La villa medieval fortificada junto al mar que muchos consideran la más bonita de España


España tiene decenas de villas costeras que destacan por su belleza, pero pocas combinan paisaje y patrimonio histórico de forma tan contundente como Tossa de Mar. Este destino de la Costa Brava es uno de los más elegidos no solo por sus playas, sino por una postal única: un recinto medieval amurallado junto al mar.
Más que una lista de playas, el atractivo central está en su casco antiguo, la Vila Vella, una fortificación construida para defender la costa de ataques marítimos. Hoy, esa muralla de piedra no solo se conserva en pie, sino que organiza la identidad del pueblo y funciona como un imán para visitantes de todo el mundo.
Recorrer Tossa de Mar implica descubrir el destino por capas. Primero, caminar la muralla y sus torres con vistas abiertas al Mediterráneo. Después, dejarse llevar por el mar como telón de fondo constante. Y, finalmente, completar la experiencia con la cocina marinera local, el cierre natural tras descender de la ciudad amurallada.
La villa medieval fortificada junto al mar que muchos consideran la más bonita de España
La referencia suele ser Tossa de Mar, en Girona, dentro de la Costa Brava. La clave es su parte antigua: la Vila Vella, un recinto amurallado levantado entre los siglos XII y XIII para protegerse de incursiones por mar.
Ese origen defensivo se nota en la forma. No es un casco antiguo “bonito” por casualidad: hay torres, tramos de muralla y un trazado que sube hacia el punto alto con vistas. Todo queda concentrado en pocos metros, por eso el pueblo rinde incluso en una escapada corta.
El dato que lo diferencia en la costa catalana es puntual: es el único recinto medieval amurallado que se conserva junto al mar. Esa condición explica por qué aparece tanto en rankings, guías y notas de “pueblos más lindos”.
El mejor punto de partida suele ser el acceso al casco antiguo y el ascenso por calles de piedra hasta el camino de ronda. Ahí aparece lo que el pueblo vende sin decirlo: la mezcla de altura, mar y piedra en un mismo plano.
El atractivo no está en “ver una torre” y seguir. Está en la secuencia: muro, curva, mirador, tramo de sombra, y otra vista distinta sobre el agua. Es una caminata corta, pero cambia todo el tiempo el encuadre.

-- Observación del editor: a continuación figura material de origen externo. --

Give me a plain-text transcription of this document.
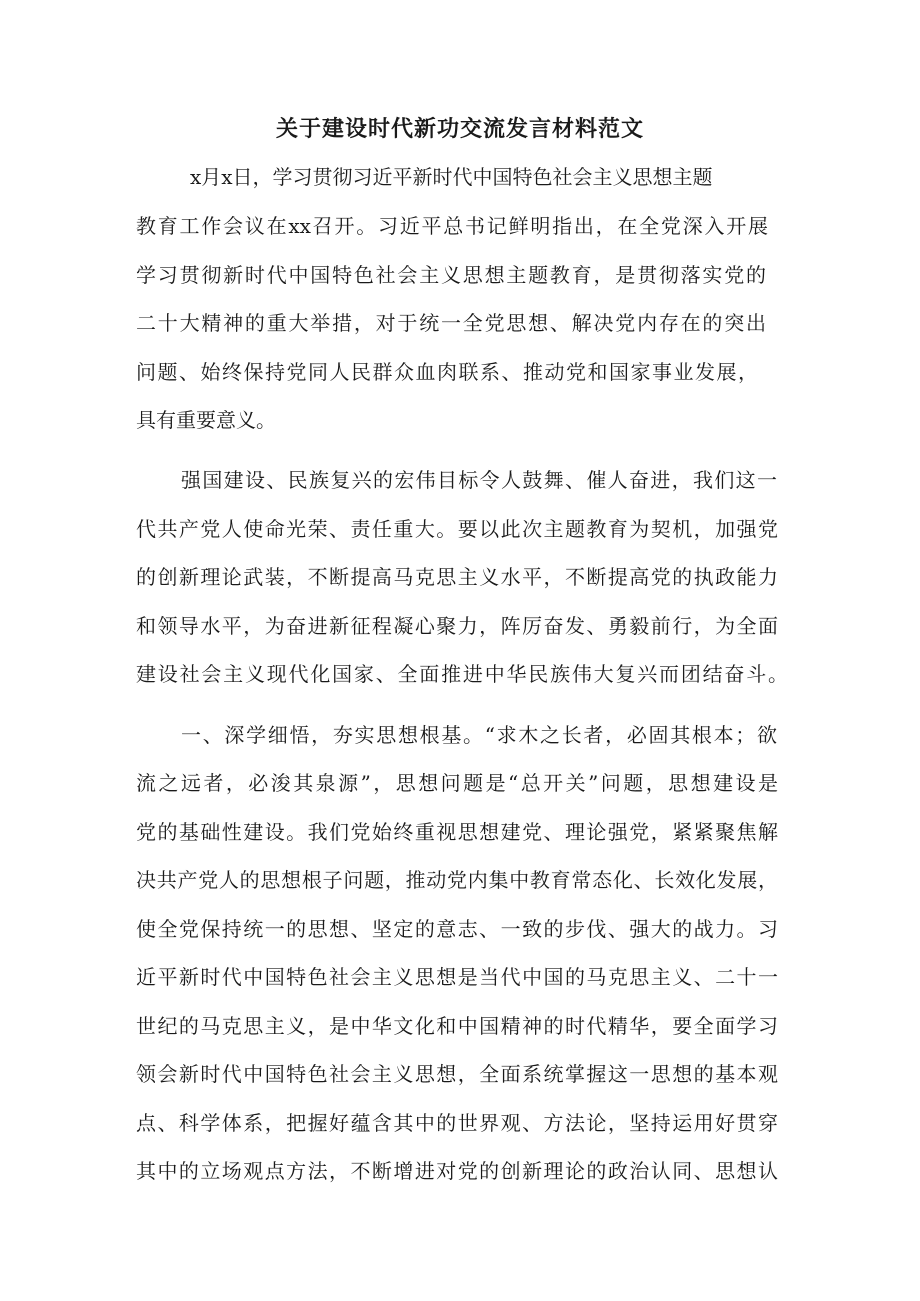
关于建设时代新功交流发言材料范文
x月x日，学习贯彻习近平新时代中国特色社会主义思想主题
教育工作会议在xx召开。习近平总书记鲜明指出，在全党深入开展
学习贯彻新时代中国特色社会主义思想主题教育，是贯彻落实党的
二十大精神的重大举措，对于统一全党思想、解决党内存在的突出
问题、始终保持党同人民群众血肉联系、推动党和国家事业发展，
具有重要意义。
强国建设、民族复兴的宏伟目标令人鼓舞、催人奋进，我们这一
代共产党人使命光荣、责任重大。要以此次主题教育为契机，加强党
的创新理论武装，不断提高马克思主义水平，不断提高党的执政能力
和领导水平，为奋进新征程凝心聚力，阵厉奋发、勇毅前行，为全面
建设社会主义现代化国家、全面推进中华民族伟大复兴而团结奋斗。
一、深学细悟，夯实思想根基。“求木之长者，必固其根本；欲
流之远者，必浚其泉源”，思想问题是“总开关”问题，思想建设是
党的基础性建设。我们党始终重视思想建党、理论强党，紧紧聚焦解
决共产党人的思想根子问题，推动党内集中教育常态化、长效化发展，
使全党保持统一的思想、坚定的意志、一致的步伐、强大的战力。习
近平新时代中国特色社会主义思想是当代中国的马克思主义、二十一
世纪的马克思主义，是中华文化和中国精神的时代精华，要全面学习
领会新时代中国特色社会主义思想，全面系统掌握这一思想的基本观
点、科学体系，把握好蕴含其中的世界观、方法论，坚持运用好贯穿
其中的立场观点方法，不断增进对党的创新理论的政治认同、思想认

En días de verano, el horario define el disfrute. Con el casco antiguo lleno, se camina más lento y se pierden los silencios que hacen que la Vila Vella se sienta medieval de verdad. Fuera de julio y agosto, el recorrido se vuelve más limpio y más fotogénico.
Otro detalle útil es que el pueblo no exige grandes pendientes largas. La subida existe, pero está “fragmentada” por calles cortas, escalones y descansos naturales. Eso ordena la visita y evita que la caminata se vuelva pesada.